研究業績

Transgenic multicolor fluorescence reporters enable the visualization of alternative splicing patterns at a single-cell resolution in living organisms and facilitate further genetic analyses to identify cis-elements and trans-acting factors involved in splicing regulation. In this paper, we describe a method of generating fluorescence alternative splicing reporters for the nematode Caenorhabditis elegans. We describe strategies for designing minigene reporters and methods for constructing them; DNA fragments ('modules', such as promoter/3' cassettes, a genomic fragment of interest and a fluorescent protein cassette) that exist in separate vectors are assembled using site-directed recombination.

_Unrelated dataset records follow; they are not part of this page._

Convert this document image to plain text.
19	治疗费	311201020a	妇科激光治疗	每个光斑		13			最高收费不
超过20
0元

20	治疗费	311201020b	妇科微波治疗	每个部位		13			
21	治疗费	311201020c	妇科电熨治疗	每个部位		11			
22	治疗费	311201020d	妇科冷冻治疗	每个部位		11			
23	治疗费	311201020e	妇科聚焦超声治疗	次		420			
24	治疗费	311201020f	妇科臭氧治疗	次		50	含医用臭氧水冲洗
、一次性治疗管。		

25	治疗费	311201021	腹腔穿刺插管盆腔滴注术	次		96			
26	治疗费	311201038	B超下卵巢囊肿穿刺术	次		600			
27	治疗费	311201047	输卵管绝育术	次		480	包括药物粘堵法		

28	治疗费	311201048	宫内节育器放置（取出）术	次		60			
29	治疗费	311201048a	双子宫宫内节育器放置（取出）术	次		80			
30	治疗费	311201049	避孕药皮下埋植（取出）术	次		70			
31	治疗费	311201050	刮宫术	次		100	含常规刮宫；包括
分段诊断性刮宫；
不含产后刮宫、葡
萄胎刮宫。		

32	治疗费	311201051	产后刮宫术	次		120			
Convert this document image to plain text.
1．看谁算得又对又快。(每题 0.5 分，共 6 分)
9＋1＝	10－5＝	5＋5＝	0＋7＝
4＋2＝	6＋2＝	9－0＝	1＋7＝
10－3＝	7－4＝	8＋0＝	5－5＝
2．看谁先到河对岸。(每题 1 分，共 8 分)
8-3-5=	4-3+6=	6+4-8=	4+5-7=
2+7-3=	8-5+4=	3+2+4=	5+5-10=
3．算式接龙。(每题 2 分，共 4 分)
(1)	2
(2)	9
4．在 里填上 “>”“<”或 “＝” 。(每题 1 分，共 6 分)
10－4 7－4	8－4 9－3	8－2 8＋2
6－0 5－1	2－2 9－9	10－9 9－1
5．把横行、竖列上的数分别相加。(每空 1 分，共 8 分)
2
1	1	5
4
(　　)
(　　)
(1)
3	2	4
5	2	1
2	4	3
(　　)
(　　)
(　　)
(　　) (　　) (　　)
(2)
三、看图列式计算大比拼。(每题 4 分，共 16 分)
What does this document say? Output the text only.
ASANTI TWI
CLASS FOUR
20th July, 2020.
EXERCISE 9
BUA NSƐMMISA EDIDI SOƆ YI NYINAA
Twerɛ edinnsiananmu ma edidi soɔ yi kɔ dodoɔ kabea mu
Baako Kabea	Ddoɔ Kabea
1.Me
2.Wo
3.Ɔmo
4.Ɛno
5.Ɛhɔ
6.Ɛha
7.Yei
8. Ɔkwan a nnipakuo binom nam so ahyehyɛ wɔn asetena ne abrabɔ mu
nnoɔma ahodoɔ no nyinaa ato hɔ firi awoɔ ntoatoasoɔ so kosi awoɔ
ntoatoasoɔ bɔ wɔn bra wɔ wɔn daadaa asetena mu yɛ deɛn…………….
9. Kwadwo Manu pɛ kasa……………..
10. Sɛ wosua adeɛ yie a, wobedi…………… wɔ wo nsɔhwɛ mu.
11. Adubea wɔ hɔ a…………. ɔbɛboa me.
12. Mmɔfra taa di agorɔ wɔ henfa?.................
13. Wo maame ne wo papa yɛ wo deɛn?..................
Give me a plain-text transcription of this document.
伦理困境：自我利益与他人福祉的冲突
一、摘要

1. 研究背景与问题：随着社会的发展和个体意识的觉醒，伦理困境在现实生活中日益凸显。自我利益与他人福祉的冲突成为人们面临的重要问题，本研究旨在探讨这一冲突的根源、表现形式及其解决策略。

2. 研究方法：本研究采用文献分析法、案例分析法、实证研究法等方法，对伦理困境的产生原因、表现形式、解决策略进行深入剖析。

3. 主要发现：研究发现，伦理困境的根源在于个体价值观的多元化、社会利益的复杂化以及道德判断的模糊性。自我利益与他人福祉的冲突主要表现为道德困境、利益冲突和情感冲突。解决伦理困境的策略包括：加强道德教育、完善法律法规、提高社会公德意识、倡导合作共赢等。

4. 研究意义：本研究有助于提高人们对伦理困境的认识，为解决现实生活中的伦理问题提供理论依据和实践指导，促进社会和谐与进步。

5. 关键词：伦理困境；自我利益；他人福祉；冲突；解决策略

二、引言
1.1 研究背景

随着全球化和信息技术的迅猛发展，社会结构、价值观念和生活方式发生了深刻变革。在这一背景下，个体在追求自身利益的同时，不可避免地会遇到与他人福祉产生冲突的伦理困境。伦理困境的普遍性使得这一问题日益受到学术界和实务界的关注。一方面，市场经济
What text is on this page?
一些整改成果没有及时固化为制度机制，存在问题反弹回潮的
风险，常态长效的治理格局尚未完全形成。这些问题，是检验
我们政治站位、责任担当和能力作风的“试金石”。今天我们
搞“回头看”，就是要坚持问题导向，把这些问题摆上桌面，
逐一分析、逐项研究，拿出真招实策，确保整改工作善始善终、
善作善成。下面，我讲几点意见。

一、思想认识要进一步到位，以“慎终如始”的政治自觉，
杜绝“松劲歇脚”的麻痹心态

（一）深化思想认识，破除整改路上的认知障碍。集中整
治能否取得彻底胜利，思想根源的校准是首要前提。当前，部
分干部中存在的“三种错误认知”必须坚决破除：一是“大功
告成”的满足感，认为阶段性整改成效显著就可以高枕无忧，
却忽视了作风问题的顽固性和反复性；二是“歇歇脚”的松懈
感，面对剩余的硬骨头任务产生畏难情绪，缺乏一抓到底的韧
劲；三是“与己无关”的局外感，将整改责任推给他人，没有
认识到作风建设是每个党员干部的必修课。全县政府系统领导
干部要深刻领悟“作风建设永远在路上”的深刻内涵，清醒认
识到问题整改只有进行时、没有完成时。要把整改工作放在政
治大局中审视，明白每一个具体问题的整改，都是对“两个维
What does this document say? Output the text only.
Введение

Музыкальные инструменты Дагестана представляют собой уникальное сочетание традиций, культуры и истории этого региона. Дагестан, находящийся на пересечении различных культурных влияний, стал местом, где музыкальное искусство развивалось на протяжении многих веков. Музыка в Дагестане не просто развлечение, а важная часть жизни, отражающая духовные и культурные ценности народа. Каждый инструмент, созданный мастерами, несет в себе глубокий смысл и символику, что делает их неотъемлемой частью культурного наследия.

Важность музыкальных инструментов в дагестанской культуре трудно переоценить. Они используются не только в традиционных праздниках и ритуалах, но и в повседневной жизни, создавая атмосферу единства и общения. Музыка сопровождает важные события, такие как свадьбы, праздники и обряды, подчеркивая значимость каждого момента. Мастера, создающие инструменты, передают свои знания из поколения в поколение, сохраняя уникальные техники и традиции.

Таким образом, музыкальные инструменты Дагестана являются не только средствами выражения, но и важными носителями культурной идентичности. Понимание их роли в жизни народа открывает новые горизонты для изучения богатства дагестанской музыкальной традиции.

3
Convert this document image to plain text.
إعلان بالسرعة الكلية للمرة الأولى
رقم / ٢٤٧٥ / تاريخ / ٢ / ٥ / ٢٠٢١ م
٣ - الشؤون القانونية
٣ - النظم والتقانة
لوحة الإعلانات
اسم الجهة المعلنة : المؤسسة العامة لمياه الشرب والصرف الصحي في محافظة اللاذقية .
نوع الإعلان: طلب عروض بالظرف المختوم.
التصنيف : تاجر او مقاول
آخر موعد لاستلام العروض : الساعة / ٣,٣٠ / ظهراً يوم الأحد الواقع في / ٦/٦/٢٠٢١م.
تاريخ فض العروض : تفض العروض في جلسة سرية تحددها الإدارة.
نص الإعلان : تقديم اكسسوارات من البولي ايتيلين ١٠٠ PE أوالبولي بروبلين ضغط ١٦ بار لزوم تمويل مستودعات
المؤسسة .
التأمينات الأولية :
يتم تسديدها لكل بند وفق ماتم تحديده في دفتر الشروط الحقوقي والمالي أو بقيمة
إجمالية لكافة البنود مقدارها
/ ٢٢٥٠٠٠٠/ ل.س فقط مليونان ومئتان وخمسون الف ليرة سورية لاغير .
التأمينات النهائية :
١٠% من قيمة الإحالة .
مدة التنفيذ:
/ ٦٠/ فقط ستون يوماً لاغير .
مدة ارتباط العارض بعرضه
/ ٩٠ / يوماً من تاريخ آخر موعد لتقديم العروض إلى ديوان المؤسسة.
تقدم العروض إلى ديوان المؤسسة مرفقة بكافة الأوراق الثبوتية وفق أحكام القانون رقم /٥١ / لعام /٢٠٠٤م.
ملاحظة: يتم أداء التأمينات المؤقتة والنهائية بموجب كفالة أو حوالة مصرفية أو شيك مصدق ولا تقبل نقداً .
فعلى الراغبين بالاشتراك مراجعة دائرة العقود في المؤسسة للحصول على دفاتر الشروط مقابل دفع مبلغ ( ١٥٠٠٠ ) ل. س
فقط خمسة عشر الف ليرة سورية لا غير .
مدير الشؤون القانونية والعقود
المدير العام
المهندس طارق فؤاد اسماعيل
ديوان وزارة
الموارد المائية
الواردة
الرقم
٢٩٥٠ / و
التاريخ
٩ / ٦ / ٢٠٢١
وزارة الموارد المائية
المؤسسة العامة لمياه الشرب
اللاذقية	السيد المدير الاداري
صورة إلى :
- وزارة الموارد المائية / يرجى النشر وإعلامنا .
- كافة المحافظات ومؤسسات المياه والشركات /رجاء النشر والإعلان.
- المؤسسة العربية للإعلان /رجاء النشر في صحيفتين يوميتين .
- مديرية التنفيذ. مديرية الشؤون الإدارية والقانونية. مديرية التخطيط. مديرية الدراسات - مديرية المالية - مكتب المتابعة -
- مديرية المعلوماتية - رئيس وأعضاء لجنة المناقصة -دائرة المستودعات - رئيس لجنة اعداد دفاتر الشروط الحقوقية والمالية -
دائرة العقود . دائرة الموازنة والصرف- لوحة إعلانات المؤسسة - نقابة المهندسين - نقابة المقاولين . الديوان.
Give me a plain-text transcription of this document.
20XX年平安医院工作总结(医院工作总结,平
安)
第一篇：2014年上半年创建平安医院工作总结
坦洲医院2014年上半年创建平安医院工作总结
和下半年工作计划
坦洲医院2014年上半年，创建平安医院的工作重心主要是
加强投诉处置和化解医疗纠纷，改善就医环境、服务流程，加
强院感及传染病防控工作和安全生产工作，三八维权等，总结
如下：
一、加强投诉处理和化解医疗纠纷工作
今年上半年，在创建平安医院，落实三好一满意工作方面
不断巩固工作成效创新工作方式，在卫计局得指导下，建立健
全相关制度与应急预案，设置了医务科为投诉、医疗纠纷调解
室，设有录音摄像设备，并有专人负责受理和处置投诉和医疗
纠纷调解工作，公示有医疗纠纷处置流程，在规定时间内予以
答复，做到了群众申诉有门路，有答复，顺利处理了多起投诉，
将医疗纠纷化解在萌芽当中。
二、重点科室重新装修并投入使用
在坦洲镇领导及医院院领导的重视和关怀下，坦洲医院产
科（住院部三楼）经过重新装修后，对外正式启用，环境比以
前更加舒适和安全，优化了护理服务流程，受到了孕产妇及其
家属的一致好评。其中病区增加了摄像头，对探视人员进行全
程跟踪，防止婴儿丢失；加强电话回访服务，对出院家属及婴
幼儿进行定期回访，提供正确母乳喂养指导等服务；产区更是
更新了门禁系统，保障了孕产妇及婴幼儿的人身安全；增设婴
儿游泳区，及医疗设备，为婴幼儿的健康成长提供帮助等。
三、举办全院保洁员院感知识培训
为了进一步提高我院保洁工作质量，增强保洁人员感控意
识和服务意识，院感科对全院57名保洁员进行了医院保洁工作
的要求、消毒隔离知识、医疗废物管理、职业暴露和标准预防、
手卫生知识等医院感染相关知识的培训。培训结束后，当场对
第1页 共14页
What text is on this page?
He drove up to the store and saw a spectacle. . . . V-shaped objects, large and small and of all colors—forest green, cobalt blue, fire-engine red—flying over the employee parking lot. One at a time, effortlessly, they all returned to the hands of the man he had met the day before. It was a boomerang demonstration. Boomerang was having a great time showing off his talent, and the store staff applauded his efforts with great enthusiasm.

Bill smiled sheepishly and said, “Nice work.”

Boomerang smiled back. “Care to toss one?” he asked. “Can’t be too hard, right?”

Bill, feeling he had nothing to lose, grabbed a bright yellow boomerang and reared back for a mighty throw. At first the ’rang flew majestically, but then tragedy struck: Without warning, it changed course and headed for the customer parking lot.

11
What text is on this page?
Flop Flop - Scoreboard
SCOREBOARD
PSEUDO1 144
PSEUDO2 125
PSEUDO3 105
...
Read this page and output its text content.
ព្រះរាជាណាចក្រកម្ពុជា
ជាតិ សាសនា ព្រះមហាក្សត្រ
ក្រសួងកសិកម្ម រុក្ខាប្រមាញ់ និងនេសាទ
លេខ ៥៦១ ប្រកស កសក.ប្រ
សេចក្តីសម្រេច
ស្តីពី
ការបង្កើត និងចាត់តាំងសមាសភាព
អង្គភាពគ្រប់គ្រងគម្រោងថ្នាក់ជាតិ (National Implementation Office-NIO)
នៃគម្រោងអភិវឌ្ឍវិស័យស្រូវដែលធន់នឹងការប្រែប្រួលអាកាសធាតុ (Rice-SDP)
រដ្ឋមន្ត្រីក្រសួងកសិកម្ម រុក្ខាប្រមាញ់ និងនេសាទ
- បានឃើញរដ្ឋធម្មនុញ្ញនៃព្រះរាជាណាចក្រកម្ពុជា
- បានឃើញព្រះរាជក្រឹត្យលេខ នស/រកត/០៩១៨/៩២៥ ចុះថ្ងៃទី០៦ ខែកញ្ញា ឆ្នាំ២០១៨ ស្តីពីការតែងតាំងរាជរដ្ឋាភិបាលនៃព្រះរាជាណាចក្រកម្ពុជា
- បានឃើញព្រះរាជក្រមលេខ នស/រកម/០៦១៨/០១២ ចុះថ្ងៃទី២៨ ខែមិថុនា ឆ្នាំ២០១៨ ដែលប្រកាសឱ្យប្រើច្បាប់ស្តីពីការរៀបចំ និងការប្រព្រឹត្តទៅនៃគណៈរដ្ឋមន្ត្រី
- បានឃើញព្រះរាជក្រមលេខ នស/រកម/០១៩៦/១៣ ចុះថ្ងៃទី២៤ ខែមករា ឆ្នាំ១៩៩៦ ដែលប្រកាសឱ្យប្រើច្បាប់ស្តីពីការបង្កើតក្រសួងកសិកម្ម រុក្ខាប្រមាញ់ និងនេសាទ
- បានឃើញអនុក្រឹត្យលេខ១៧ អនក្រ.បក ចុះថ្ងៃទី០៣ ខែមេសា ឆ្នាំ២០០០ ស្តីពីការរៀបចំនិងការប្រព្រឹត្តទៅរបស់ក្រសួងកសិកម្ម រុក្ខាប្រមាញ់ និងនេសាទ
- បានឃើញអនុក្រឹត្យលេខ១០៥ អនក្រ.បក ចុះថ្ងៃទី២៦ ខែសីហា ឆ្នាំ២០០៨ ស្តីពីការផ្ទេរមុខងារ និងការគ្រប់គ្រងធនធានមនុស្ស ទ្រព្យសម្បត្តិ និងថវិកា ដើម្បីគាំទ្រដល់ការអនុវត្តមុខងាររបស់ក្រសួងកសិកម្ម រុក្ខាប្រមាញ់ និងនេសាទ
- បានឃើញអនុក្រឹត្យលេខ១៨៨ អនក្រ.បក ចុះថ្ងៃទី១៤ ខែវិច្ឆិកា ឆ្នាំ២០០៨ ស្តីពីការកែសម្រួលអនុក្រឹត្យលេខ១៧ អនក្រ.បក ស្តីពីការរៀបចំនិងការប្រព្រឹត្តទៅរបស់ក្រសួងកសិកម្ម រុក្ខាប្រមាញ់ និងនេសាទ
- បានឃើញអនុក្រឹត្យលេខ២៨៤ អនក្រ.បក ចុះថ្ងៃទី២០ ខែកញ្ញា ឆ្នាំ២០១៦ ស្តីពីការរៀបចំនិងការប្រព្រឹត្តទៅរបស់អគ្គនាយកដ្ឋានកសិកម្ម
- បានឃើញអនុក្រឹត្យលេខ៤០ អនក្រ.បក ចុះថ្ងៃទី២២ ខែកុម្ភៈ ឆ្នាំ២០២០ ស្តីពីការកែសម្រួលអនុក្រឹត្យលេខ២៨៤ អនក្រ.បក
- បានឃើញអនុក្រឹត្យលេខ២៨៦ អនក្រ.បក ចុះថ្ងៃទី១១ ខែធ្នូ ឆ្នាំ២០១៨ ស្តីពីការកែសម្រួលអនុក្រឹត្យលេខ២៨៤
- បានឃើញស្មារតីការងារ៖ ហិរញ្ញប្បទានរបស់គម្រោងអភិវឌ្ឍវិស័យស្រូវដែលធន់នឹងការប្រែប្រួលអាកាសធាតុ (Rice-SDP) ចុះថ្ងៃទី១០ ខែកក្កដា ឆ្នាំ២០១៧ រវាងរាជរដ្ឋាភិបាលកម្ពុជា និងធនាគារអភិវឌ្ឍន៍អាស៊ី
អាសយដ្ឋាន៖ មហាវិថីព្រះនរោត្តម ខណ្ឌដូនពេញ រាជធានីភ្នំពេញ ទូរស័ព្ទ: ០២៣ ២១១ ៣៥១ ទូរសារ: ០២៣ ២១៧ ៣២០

We also describe strategies and methods for mutant screening and single-nucleotide polymorphism mapping using fluorescence reporters. This is the first detailed description of the design and construction of fluorescence alternative splicing reporters for C. elegans and their use in subsequent genetic analyses. It takes 2-4 months to construct minigenes and generate extrachromosomal lines for visualizing spatiotemporal distribution of alternative splicing events in vivo. Identification of regulators by integration of transgenes, mutant screening and mapping of the responsible genes takes a further 6-12 months. The fluorescence-reporter construction described here can also be applied to the vertebrate cell culture system.